ECP underwrites and closely monitors the carbon allowance markets that we invest in, reviewing all activity within them and the potential impact for consideration to our strategy. Recently, we have seen a rise of systematic trading strategies (via Commodity Trading Advisors, or CTAs) interacting with these markets and their subsequent effects. Since their impact is always considered as part of our underwriting and monitoring of each market, this article focuses on CTAs and their activity within carbon markets. While CTAs are a driver of price and trading volume within environmental commodities markets, it is our view that discretionary traders can outperform systematic strategies given the skill and experience required to navigate policy-driven markets like carbon, and CTA activity will likely remain concentrated across a couple of more liquid markets.
CTAs – An Overview
Description: Quantitative trading is a broad category of “systematic” approaches to identifying trade signals from patterns in historical price and non-price datasets that influence a market’s evolution. Systematic trading, most commonly performed by specialist quantitative trading firms called commodity trading advisors (“CTAs”), is generally a strictly rules-based trading approach in which trading occurs without human discretion. Most categories of CTAs and systematic traders are ultimately momentum-based trading systems, looking to identify and enter a trend in price direction and then exit the trade upon the eventual rotation of price momentum away from the trend. CTAs can also deploy a variety of non-trend systems such as mean reversion strategies (for range-bound market regimes), “trend crowding” using non-price data such as weekly Commitment of Trader aggregate trader positioning data, or other “quantamental” strategies.

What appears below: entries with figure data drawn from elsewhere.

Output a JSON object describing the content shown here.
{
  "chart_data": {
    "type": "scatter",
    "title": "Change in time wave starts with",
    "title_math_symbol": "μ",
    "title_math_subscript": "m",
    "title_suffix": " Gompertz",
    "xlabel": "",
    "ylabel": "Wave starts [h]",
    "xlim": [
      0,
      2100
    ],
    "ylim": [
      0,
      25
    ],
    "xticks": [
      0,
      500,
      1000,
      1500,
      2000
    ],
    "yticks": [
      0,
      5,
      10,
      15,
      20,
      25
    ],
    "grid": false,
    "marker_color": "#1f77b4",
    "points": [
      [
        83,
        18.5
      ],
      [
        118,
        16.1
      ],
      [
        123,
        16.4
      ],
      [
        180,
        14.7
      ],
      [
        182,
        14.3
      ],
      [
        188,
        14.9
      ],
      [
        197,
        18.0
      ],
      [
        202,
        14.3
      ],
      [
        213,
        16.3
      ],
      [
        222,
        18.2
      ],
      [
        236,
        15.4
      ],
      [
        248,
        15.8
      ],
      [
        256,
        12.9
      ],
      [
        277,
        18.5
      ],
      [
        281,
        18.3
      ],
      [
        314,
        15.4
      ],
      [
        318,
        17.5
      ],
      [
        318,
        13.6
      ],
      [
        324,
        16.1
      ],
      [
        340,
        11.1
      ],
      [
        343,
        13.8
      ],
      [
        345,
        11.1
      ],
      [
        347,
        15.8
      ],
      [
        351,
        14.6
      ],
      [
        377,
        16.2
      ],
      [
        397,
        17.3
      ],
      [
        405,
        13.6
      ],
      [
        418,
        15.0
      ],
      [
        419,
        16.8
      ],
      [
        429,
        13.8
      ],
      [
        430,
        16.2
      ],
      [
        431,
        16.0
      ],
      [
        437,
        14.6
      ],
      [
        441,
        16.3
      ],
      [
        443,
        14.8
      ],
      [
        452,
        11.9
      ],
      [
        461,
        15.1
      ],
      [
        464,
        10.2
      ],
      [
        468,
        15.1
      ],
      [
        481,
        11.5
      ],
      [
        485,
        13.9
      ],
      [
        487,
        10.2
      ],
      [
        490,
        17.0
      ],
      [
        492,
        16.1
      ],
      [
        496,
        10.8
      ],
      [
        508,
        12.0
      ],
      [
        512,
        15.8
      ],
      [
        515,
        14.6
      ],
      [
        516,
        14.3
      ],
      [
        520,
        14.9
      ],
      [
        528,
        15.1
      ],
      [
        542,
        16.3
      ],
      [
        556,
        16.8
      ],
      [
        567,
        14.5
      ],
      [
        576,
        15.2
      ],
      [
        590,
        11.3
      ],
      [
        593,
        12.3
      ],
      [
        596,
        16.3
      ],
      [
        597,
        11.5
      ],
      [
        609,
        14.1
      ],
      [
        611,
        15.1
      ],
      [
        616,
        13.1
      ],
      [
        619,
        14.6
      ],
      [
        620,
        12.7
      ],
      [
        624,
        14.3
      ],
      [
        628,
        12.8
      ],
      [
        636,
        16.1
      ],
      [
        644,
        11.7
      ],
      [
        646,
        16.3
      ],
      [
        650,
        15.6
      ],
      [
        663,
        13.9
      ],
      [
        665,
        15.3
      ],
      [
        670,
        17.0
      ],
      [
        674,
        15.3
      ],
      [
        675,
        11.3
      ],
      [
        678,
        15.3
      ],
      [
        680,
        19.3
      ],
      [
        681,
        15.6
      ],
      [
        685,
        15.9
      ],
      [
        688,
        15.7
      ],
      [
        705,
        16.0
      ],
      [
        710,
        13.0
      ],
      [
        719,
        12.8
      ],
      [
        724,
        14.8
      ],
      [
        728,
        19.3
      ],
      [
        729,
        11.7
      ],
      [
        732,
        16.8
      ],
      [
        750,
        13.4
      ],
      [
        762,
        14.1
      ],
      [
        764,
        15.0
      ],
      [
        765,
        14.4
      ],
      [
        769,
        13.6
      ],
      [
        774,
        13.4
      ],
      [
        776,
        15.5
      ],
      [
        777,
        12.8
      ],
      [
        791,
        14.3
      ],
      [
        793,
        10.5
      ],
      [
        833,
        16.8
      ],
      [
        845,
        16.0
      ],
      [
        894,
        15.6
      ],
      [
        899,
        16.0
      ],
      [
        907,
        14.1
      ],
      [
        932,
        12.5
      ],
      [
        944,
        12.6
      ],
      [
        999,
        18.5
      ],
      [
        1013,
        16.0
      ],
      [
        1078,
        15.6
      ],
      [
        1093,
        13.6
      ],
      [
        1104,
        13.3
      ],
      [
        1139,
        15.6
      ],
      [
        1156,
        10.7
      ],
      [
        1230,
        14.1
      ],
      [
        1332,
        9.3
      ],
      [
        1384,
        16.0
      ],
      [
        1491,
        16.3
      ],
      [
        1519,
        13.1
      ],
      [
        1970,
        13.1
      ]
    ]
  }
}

Signal Types: Price and volume data are the primary inputs to trend following price prediction models. Most trend followers will focus on time-series analysis returns of single instruments, but another approach looks at cross-sectional analysis of different instruments to look for predictive relationships based on correlations. Other CTA models may incorporate concepts like carry, seasonality, mean reverting or pattern recognition systems. Some niche CTAs also trade very short-term signals driven by market microstructure anomalies and patterns.
Performance: CTAs have historically performed well in volatile or crisis periods, and in markets with low correlations between asset classes. Long-term trending markets or extended periods of low volatility have not been as favorable to CTA performance. CTAs struggle in choppy or range-bound markets and can be impacted by sudden market reversals or shifts in macroeconomic conditions.
CTAs & Carbon Markets
In carbon markets, CTAs are most visible in the European Union Emissions Trading Scheme (“EUA” or “EU ETS”) market, where estimates are that more than half of daily trading is related either to speculative CTAs or to algorithmic execution of EUA procurement programs for utilities. High volatility in the EUA market has attracted CTAs to trade EUAs alongside natural gas and other components of the EU energy complex. As a result, the EUA market has exhibited increasing trend behavior in recent years, especially when systematic trading activity has coincided around major option strike levels exacerbating dealer hedging, or during extended pauses in the daily EUA auctions when the market is less liquid. The chart below illustrates estimated CTA “flipping levels” based on EUA prices where systems are anticipated to reverse positioning, leading to large directional flows of trading that can exacerbate trending price action.
Illustrative long/short CTA trading levels by EUA price
Systematic trading has become established in EUAs in part because of the ease of trading access and concentration of liquidity in a single contract, namely the front-December futures contract. This has enabled many CTAs/macro/energy firms to trade EUAs as a proxy for EU natural gas which has a more complex and volatile term structure. As a result, EUAs are increasingly a component of the typical mainstream “CTA basket” which holds a large number of commodities futures contracts (70-100 on average) across various equity indices, bond futures, commodity futures and currencies.
It is less common to see mainstream CTA in the other carbon markets, as they only have room for a single carbon contract in their instrument universe. Specialist CTAs that do cross-sectional analysis across a larger basket of markets (up to 500) may include carbon markets like California Carbon Allowances (CCAs) or United Kingdom Allowances (UKAs). That said, Given the comparatively illiquid profile of these markets, we generally expect any CTA systems including markets like CCAs to act over longer-range trend or momentum strategies. These frontier CTAs are fewer in nature but can still have disproportionate effects on comparatively less liquid markets like CCAs, especially if they act around option strike levels. For example, it is likely that some level of systematic trading activity contributed to exacerbated price volatility in CCA markets in March and June 2024 as very long-term momentum signals on bullish CCA price action showed signs of exhaustion (exit signal).
As CTAs do not factor in market or policy fundamentals (looking to “back-tested” trading strategies on historic price data instead), they can miss fundamental trade setups, especially those driven by policy dynamics like CCAs are exposed to now. Therefore, CTAs are inherently not a good fit to navigate trading complex, policy-driven markets like carbon. Nevertheless, it is important that ECP continues to monitor and understand how systematic trading strategies impact carbon markets as part of our own activity.